The record has impacts in multiple ways. First, even when unknown to the cop it makes the suspect more likely to resist arrest. Second, it is known when cops run plates, check IDs, or just go out of their way to know gang members and those with criminal records on their beats (which they do). In fact, the longer the record, the more likely the cop will know about it. Since blacks have longer records, the cops are more likely to know that a black person has a record than a white person with a record. Not to mention gang membership makes it more likely that the cop knows the person has a record, and this also increases the odds that cops know blacks with records more than whites with records. This is yet another of those interactive effects that your entire argument ignores.
Only if they actually shoot the officer do their odds dramatically go up?
This is the question. This is what is being raised.
That is not the question. That is a silly question because we know that not everyone shot is shot in response to a cop. That tells us definitively that other factors notably increase the odds, and all of behavioral science would suggest that it is an multiplicative interaction among many of the variables I have suggested plus countless others, and the science tells us that blacks and whites differ on many of these factors.

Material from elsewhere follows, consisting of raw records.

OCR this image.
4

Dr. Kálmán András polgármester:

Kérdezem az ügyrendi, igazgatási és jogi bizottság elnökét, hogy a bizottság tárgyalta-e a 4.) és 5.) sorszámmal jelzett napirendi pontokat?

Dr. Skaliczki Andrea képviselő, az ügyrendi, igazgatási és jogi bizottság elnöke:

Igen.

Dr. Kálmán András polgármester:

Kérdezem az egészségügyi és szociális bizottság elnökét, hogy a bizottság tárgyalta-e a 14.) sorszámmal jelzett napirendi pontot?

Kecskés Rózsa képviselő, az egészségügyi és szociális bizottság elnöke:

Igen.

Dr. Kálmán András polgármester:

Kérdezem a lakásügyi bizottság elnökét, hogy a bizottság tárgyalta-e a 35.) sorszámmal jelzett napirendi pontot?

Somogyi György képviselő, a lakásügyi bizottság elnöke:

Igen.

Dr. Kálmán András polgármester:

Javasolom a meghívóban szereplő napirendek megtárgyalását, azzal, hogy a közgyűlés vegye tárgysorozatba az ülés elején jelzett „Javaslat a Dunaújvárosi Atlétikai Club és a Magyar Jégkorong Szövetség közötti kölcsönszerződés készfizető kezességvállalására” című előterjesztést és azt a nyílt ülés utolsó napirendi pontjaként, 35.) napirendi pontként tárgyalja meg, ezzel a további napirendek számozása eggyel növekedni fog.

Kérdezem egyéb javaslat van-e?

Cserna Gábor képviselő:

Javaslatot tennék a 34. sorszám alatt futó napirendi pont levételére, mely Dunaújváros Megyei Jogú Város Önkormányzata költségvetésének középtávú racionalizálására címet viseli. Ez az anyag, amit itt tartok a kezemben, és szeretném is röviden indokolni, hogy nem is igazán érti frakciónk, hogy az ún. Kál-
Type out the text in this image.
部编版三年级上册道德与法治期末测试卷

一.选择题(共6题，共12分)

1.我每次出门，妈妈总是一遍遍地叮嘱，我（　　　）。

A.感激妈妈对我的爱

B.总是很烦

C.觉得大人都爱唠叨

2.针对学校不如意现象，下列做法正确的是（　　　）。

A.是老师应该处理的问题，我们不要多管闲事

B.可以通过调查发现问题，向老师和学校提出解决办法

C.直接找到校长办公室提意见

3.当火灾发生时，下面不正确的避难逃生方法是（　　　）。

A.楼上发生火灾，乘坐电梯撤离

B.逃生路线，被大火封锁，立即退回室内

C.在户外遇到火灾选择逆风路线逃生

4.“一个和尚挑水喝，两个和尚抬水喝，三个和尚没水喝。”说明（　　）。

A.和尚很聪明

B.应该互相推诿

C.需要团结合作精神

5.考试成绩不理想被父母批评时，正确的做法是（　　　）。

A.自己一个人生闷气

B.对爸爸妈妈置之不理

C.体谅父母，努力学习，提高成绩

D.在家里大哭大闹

Are whites talked down while blacks are just killed? That is the point of the discussion.
So, for the 4th time I will ask you how this theory can explain the fact that black cops show a much larger bias in shooting blacks over whites than white cops do.
What valid core theories of psychology make you think that a black cop is less likely to be afraid of and more likely to engage in conversation with a white suspect versus black suspect, to a greater degree than even white cops?
(btw, I can't spend more time on this exchange. I don't know how I can better explain the multiplicative differences in combined probility of having a set of risk factors, and how you completely ignore this and interactive causality in your fallacious efforts to claim that since 21 is > 3, and therefore these factors cannot explain much of the gap. )